This task will track the migration of the ps1 and ps2 to be replaced with new PDUs in rack B7-eqiad.
Each server & switch will need to have potential downtime scheduled, since this will be a live power change of the PDU towers.
These racks have a single tower for the old PDU (with and A and B side), with the new PDUs having independent A and B towers.
- - schedule downtime for the entire list of switches and servers.
- - before work starts, silence all icinga alerts until 8PM GMT same day
- - Wire up one of the two towers, energize, and relocate power to it from existing/old pdu tower (now de-energized).

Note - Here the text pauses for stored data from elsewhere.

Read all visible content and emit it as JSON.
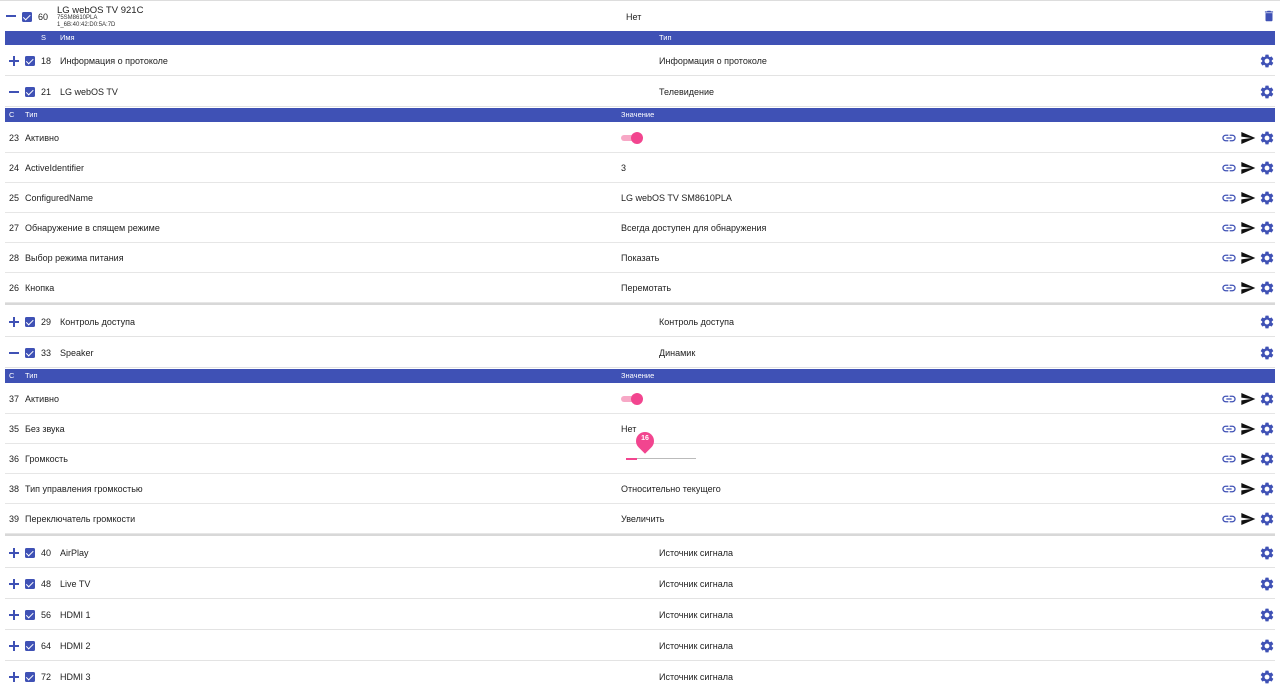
{
  "device": {
    "id": "60",
    "name": "LG webOS TV 921C",
    "model": "75SM8610PLA",
    "firmware": "1_6B:40:42:D0:5A:7D",
    "value": "Нет"
  },
  "services_header": {
    "col_s": "S",
    "col_name": "Имя",
    "col_type": "Тип"
  },
  "char_header": {
    "col_c": "C",
    "col_type": "Тип",
    "col_value": "Значение"
  },
  "services": [
    {
      "id": "18",
      "name": "Информация о протоколе",
      "type": "Информация о протоколе",
      "expanded": false
    },
    {
      "id": "21",
      "name": "LG webOS TV",
      "type": "Телевидение",
      "expanded": true,
      "chars": [
        {
          "id": "23",
          "name": "Активно",
          "value": "",
          "control": "toggle",
          "on": true
        },
        {
          "id": "24",
          "name": "ActiveIdentifier",
          "value": "3"
        },
        {
          "id": "25",
          "name": "ConfiguredName",
          "value": "LG webOS TV SM8610PLA"
        },
        {
          "id": "27",
          "name": "Обнаружение в спящем режиме",
          "value": "Всегда доступен для обнаружения"
        },
        {
          "id": "28",
          "name": "Выбор режима питания",
          "value": "Показать"
        },
        {
          "id": "26",
          "name": "Кнопка",
          "value": "Перемотать"
        }
      ]
    },
    {
      "id": "29",
      "name": "Контроль доступа",
      "type": "Контроль доступа",
      "expanded": false
    },
    {
      "id": "33",
      "name": "Speaker",
      "type": "Динамик",
      "expanded": true,
      "chars": [
        {
          "id": "37",
          "name": "Активно",
          "value": "",
          "control": "toggle",
          "on": true
        },
        {
          "id": "35",
          "name": "Без звука",
          "value": "Нет"
        },
        {
          "id": "36",
          "name": "Громкость",
          "value": "16",
          "control": "slider",
          "level_percent": 16
        },
        {
          "id": "38",
          "name": "Тип управления громкостью",
          "value": "Относительно текущего"
        },
        {
          "id": "39",
          "name": "Переключатель громкости",
          "value": "Увеличить"
        }
      ]
    },
    {
      "id": "40",
      "name": "AirPlay",
      "type": "Источник сигнала",
      "expanded": false
    },
    {
      "id": "48",
      "name": "Live TV",
      "type": "Источник сигнала",
      "expanded": false
    },
    {
      "id": "56",
      "name": "HDMI 1",
      "type": "Источник сигнала",
      "expanded": false
    },
    {
      "id": "64",
      "name": "HDMI 2",
      "type": "Источник сигнала",
      "expanded": false
    },
    {
      "id": "72",
      "name": "HDMI 3",
      "type": "Источник сигнала",
      "expanded": false
    }
  ],
  "icons": {
    "link": "link-icon",
    "send": "send-icon",
    "settings": "gear-icon",
    "delete": "trash-icon"
  },
  "colors": {
    "primary": "#3f51b5",
    "accent": "#f2458f"
  }
}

- - confirm entire list of switches, routers, and servers have had their power restored from the new pdu tower
- - Once new PDU tower is confirmed online, move on to next steps.
- - Wire up remaining tower, energize, and relocate power to it from existing/old pdu tower (now de-energized).
- - confirm entire list of switches, routers, and servers have had their power restored from the new pdu tower
- - connect via serial / confirm serial connection works
- - setup PDU following directions on https://wikitech.wikimedia.org/wiki/Platform-specific_documentation/ServerTech#Initial_Setup
- - update PDU model in puppet per T233129.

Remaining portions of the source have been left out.